Each year, LinkedIn analyses profiles of members to identify the most-overused terms. The conclusion? If you describe yourself as a responsible passionate expert committed to effective and creative strategy, you are officially so generic as to be unemployable.
Rejection picture from Shutterstock/Paul McKinnon
Here’s the full list of terms to avoid in resumes, profiles and anywhere else you’re trying to advance your career, based on Australian profiles:
- Responsible
- Strategic
- Effective
- Creative
- Innovative
- Expert
- Positive
- Passionate
- Driven
- Dynamic
As ever, the key lesson is to be specific. Don’t just call yourself “effective”: quantify and explain exactly what you did.
LinkedIn [via Business Insider]
Comments
7 responses to “Top 10 Overused Words To Delete From Your Resume”
I agree. I mean, if you want to appear creative and innovative, it is important to stand out from the crowd.
Taking a responsible and strategic approach to the words in your resume can positively drive home your dynamic passion. I can definitely see this being an effective way to communicate your skills.
And I would know. I’m an expert.
Just for the record, these articles seem so dumb. Making anyone think their success or failure seemingly hinges on whether they have a long or short name, or use certain fairly common (even in general usage) words from a document, with no context at all..

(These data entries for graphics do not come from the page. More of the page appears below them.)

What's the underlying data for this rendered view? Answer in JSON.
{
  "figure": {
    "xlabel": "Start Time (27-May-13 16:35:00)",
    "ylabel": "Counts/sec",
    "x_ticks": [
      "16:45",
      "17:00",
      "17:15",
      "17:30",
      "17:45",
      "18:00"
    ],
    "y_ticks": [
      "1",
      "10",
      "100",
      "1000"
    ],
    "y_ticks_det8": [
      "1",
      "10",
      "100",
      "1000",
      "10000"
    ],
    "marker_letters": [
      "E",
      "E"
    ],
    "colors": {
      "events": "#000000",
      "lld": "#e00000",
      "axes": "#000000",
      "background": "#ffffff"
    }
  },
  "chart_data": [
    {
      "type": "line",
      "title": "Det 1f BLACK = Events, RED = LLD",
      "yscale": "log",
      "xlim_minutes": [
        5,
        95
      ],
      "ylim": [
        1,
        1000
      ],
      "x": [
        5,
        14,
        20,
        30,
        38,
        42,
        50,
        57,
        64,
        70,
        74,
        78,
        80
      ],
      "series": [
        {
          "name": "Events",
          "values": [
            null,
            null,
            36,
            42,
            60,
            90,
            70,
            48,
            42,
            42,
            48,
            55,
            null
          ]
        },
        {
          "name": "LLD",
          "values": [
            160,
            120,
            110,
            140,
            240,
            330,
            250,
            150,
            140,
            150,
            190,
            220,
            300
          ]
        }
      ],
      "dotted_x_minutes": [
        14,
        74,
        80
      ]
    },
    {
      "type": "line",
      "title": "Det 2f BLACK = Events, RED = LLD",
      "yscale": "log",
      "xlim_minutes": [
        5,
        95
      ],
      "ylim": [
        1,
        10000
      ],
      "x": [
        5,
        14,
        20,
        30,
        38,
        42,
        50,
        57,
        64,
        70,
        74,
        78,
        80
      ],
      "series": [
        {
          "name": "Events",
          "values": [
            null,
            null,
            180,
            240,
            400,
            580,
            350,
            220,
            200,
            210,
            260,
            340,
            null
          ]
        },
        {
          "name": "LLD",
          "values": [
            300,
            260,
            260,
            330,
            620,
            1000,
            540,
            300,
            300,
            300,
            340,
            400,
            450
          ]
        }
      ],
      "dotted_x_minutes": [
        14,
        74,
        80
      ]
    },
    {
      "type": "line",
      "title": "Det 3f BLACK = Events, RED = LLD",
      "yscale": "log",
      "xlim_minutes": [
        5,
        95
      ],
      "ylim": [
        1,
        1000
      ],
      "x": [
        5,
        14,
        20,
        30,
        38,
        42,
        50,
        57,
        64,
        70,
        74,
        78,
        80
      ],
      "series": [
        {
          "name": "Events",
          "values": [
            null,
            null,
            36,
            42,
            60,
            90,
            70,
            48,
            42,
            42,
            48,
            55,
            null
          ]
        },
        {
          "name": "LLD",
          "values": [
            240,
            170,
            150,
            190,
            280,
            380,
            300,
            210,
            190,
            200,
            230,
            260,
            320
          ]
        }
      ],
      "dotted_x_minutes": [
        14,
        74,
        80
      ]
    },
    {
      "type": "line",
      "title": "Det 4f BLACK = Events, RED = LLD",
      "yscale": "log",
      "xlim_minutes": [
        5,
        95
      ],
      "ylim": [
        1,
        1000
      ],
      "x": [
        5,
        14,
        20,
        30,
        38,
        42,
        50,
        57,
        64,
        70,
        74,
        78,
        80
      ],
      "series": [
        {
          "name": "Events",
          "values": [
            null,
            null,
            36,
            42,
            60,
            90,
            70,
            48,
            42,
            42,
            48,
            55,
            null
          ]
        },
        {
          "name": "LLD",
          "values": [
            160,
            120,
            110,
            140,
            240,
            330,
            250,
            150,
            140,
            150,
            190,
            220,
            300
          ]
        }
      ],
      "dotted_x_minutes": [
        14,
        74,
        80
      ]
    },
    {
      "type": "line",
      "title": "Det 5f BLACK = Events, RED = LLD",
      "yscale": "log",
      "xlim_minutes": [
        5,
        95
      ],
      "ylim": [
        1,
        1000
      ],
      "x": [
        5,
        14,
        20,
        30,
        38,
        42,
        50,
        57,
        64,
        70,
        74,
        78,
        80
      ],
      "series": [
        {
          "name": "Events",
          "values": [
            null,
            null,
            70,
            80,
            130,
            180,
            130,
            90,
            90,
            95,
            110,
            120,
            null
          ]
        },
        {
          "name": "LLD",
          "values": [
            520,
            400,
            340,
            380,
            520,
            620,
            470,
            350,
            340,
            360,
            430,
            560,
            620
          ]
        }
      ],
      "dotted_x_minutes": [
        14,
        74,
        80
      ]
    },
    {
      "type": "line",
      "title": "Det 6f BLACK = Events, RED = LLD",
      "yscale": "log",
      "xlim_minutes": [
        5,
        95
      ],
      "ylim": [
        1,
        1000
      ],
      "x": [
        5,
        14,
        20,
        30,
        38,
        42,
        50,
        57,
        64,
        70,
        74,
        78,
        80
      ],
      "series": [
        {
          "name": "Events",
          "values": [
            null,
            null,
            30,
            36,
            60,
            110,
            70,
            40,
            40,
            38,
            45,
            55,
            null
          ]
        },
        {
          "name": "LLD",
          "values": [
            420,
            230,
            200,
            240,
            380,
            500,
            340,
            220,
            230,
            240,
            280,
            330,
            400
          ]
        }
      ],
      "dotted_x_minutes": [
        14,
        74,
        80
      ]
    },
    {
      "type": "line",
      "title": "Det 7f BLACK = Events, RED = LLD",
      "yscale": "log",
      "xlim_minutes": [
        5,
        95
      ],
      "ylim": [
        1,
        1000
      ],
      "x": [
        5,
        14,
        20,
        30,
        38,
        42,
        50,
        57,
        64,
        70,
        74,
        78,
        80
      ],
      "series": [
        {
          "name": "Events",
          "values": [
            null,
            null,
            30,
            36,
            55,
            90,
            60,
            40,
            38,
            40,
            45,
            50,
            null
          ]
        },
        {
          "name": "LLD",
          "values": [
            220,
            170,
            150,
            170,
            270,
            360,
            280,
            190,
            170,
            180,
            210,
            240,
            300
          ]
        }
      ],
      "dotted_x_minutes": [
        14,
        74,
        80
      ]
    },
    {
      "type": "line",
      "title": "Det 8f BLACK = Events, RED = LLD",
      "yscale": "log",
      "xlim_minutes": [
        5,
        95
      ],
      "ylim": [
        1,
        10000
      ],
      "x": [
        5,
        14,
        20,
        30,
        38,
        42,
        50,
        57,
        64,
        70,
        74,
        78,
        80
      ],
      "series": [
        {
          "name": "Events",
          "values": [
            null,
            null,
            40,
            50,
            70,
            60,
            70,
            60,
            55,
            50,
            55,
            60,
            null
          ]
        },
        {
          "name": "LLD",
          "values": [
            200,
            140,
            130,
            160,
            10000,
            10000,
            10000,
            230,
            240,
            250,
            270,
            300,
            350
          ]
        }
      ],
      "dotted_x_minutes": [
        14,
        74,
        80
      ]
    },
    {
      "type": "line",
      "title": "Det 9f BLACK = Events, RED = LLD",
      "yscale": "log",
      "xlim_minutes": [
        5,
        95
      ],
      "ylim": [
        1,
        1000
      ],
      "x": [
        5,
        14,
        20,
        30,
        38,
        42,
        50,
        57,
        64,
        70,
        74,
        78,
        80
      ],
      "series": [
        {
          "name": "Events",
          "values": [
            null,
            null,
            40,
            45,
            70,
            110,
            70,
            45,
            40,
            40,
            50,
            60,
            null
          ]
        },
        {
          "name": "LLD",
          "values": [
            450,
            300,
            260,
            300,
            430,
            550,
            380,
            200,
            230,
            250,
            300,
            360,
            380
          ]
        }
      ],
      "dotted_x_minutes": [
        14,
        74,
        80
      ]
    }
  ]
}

It’s lowest common denominator stuff, and even then, in my opinion pretty bad blanket advice.
.. ofcourse that’s assuming anyone actually reads this stuff and takes it to heart.

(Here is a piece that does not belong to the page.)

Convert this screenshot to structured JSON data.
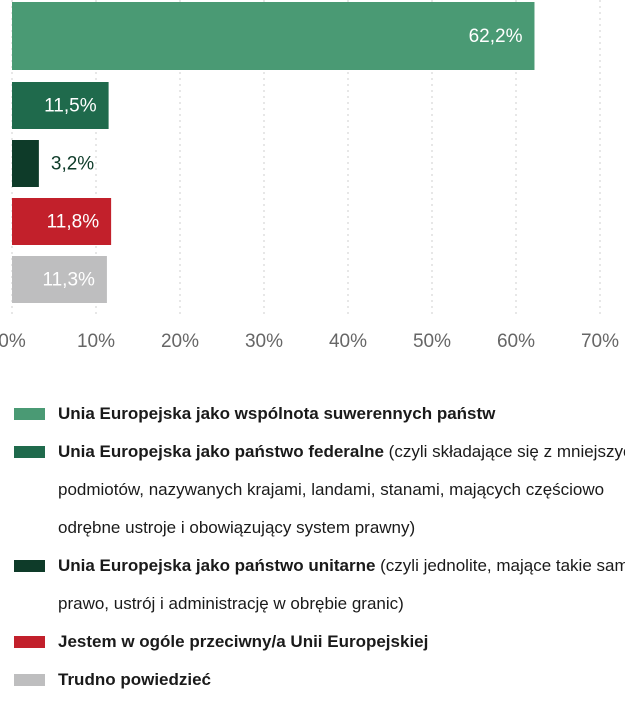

With resumes automatically turned into word-soup by agencies and HR departments of large companies, then unless Lifehacker has insight into their algorithms, any of this advice is suspect.

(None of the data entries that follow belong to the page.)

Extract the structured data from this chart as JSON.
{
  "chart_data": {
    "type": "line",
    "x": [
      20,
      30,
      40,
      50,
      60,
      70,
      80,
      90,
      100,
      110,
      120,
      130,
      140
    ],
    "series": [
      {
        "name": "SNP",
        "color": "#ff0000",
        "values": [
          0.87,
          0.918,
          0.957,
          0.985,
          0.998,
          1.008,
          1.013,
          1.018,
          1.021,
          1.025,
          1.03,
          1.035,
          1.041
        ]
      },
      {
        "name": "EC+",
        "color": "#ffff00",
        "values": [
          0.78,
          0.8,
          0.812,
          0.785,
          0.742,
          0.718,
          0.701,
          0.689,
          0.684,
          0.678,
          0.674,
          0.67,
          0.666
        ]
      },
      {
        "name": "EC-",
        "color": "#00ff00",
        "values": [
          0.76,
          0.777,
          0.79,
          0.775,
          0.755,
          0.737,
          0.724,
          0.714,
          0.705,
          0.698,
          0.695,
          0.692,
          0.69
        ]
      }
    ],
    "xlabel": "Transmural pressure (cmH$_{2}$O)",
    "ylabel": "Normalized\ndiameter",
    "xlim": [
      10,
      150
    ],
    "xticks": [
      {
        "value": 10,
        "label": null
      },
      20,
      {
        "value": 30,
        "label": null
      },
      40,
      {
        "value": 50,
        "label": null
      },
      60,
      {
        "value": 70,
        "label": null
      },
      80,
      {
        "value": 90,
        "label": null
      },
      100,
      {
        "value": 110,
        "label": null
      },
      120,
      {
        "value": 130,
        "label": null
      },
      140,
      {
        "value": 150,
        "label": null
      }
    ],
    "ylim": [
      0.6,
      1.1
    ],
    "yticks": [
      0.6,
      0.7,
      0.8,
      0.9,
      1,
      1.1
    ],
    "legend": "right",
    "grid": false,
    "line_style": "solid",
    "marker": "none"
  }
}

I work in web development where creative design, dynamically generated websites, and strategic results-driven content are part of the industry.
The use of these words OUT OF CONTEXT is a bad thing, but if they describe what you do, because that’s what the industry is about, then they are fine.
Should I remove Time’s Person of the Year: 2006 from my resume?
I agree with Michael and Jason. These words can be fine in a CV, as long as they have appropriate context.
Or you could do what many bloggers/writers do. Use a thesaurus. How many times has a blogger/writer used a less common term like vernacular? I’d be rich if I had a dollar for every time i’d seen an uncommon word used to enhance the credibility factor of an article, especially when it adds little value.
I think the problem is that everyone writes down things like ‘responsible’ so they really become meaningless.
There seems little point writing down anything that is just a general positive rather than a specific personal attribute or achievement, the problem is that resume keyword scanning means that you have to hit all the buzz words.
This article would be more useful if it road-mapped you an alternative strategy moving forward.